According to a recent report from a group including Lloyd’s of London, the cost to businesses and insurers of a single global ransomware attack could be as much as $193 billion, with 86% of that uninsured. Some are estimating that total annual business losses from data breaches could hit $5 trillion by 2024.
Manufacturers are particularly vulnerable, says Andrew Morrison, who leads Deloitte & Touche’s Cyber Strategy, Defense and Response practice.
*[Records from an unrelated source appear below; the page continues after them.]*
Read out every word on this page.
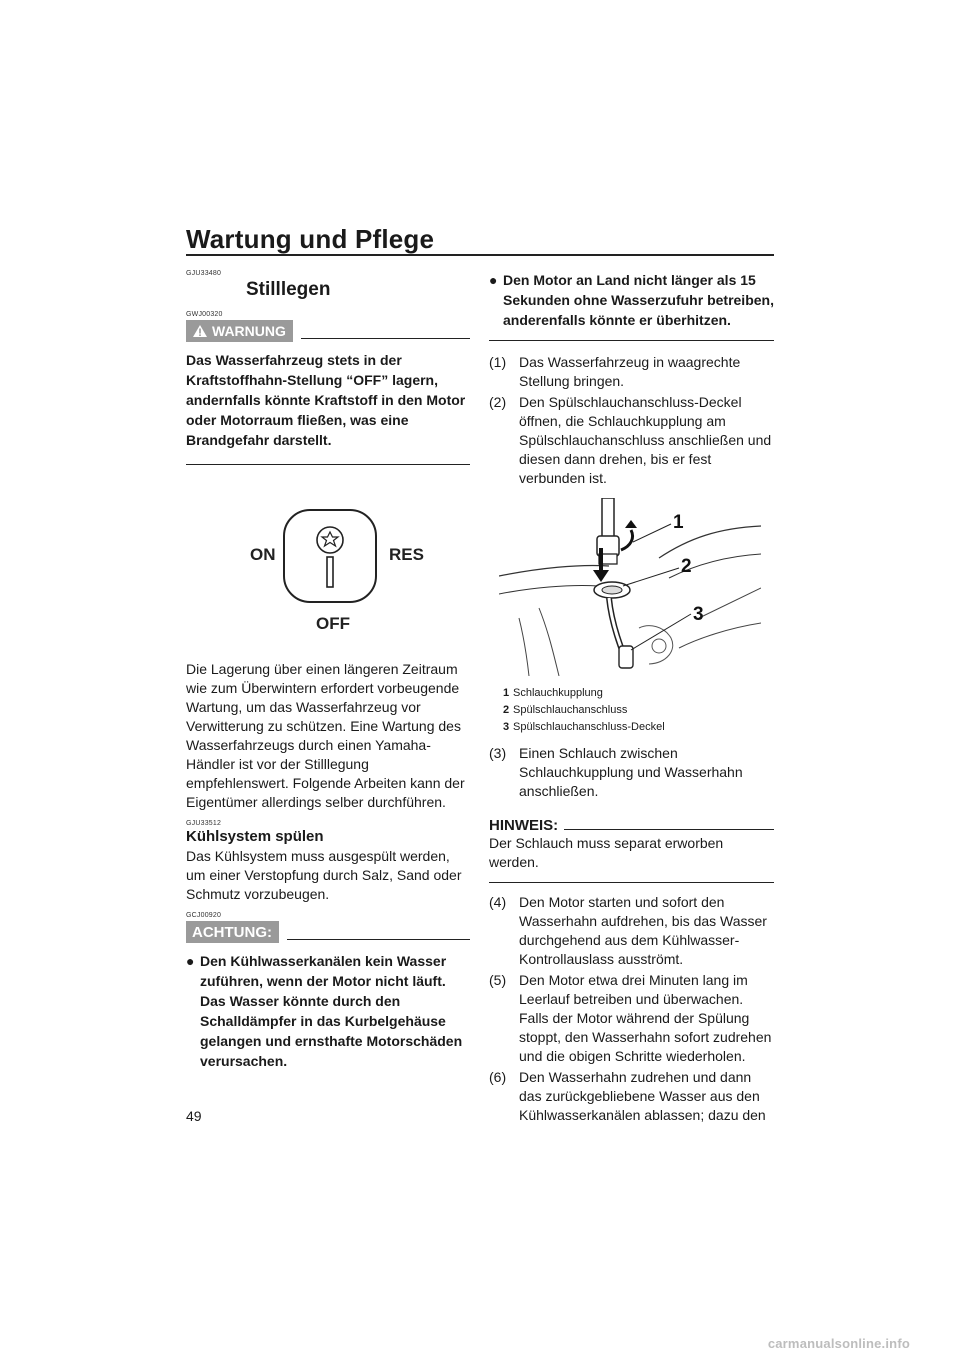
Wartung und Pflege
GJU33480
Stilllegen
GWJ00320
WARNUNG

Das Wasserfahrzeug stets in der Kraftstoffhahn-Stellung “OFF” lagern, andernfalls könnte Kraftstoff in den Motor oder Motorraum fließen, was eine Brandgefahr darstellt.

ON	RES
OFF

Die Lagerung über einen längeren Zeitraum wie zum Überwintern erfordert vorbeugende Wartung, um das Wasserfahrzeug vor Verwitterung zu schützen. Eine Wartung des Wasserfahrzeugs durch einen Yamaha-Händler ist vor der Stilllegung empfehlenswert. Folgende Arbeiten kann der Eigentümer allerdings selber durchführen.

GJU33512
Kühlsystem spülen

Das Kühlsystem muss ausgespült werden, um einer Verstopfung durch Salz, Sand oder Schmutz vorzubeugen.

GCJ00920
ACHTUNG:
● Den Kühlwasserkanälen kein Wasser zuführen, wenn der Motor nicht läuft. Das Wasser könnte durch den Schalldämpfer in das Kurbelgehäuse gelangen und ernsthafte Motorschäden verursachen.

● Den Motor an Land nicht länger als 15 Sekunden ohne Wasserzufuhr betreiben, anderenfalls könnte er überhitzen.

(1) Das Wasserfahrzeug in waagrechte Stellung bringen.
(2) Den Spülschlauchanschluss-Deckel öffnen, die Schlauchkupplung am Spülschlauchanschluss anschließen und diesen dann drehen, bis er fest verbunden ist.
1
2
3
1 Schlauchkupplung
2 Spülschlauchanschluss
3 Spülschlauchanschluss-Deckel
(3) Einen Schlauch zwischen Schlauchkupplung und Wasserhahn anschließen.
HINWEIS:

Der Schlauch muss separat erworben werden.

(4) Den Motor starten und sofort den Wasserhahn aufdrehen, bis das Wasser durchgehend aus dem Kühlwasser-Kontrollauslass ausströmt.
(5) Den Motor etwa drei Minuten lang im Leerlauf betreiben und überwachen. Falls der Motor während der Spülung stoppt, den Wasserhahn sofort zudrehen und die obigen Schritte wiederholen.
(6) Den Wasserhahn zudrehen und dann das zurückgebliebene Wasser aus den Kühlwasserkanälen ablassen; dazu den
49
carmanualsonline.info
Taking down a manufacturing facility and a supply chain have dramatic effects, he says, and manufacturers aren’t well-prepared because they often are using legacy equipment that’s very difficult to secure — especially given the proliferation of interconnected devices embedded in their systems.
The story’s takeaway isn’t heartening: given the rising cybersecurity threat and insurers’ increasing efforts to protect themselves, companies have no choice but to step up their own defenses.